The winter winds howl outside, and I'm safe in this house with Derek and Leon and Rory. And the baby in my stomach is kicking away again, drumming against me. I'm officially twenty-five weeks pregnant, and every day after today is just one more day towards viability, towards this baby making it.
I bury my head against Derek's chest and rest one hand against my stomach, and I finally start believing again in that moment.
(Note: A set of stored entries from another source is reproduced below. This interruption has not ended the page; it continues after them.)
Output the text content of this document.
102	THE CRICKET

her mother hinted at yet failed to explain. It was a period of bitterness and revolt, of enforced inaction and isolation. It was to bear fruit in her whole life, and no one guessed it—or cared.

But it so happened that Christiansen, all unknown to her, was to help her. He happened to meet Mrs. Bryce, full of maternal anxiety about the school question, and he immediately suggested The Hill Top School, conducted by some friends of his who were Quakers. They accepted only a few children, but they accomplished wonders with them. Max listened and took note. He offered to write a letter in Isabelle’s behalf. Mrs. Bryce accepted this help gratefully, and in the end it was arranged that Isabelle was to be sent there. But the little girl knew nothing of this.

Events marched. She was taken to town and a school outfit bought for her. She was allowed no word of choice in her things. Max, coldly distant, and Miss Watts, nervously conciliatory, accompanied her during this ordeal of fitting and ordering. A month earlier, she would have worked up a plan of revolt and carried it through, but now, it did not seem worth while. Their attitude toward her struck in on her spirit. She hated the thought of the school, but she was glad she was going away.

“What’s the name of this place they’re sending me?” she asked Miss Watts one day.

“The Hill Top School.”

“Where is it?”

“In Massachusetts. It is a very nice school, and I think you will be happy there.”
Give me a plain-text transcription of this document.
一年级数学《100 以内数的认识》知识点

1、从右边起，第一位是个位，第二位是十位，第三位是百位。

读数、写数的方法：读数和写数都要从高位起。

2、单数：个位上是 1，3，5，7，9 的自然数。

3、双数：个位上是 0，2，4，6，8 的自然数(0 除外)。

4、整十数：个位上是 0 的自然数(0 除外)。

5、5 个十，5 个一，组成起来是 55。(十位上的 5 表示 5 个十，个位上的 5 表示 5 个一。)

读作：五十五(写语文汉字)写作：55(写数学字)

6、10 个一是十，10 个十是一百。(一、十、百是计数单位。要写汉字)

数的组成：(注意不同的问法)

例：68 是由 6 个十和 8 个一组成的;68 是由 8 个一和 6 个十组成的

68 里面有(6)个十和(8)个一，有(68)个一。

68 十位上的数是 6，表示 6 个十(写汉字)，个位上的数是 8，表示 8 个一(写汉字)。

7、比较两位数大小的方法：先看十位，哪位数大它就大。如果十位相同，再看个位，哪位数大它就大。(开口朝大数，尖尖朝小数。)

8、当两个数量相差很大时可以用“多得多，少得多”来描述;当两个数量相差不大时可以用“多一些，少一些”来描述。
Believing in the miracles that Derek and I can create together, believing in our path in life, believing in the people who love me and have confidence in me and have told me time and again that I am good person.
I take Derek's hand and move it so it rests over my stomach and I feel him wake slightly. His hand presses more firmly against my stomach and his other arm tightens around my back. And I shake my head against his chest, my forehead rubbing against the soft cotton covering his skin. The tears come, but they aren't tears of remorse. They are tears of happiness that I haven't felt salt my face or lips in a long time.
"You're my promise I'll never break," I whisper against his heart, hoping he'll understand.
And he squeezes me tighter and I can feel the soft, happy laugh bubbling up from his chest. "There was something there, Emily. Something I couldn't place or recognize, but something, from the moment I first shook your hand in the briefing room at the BAU. We're right where we're supposed to be. And I love you in a way you can't even imagine when I say it. I always will."
And I finally feel completely worthy of him again, for the first time since my birthday.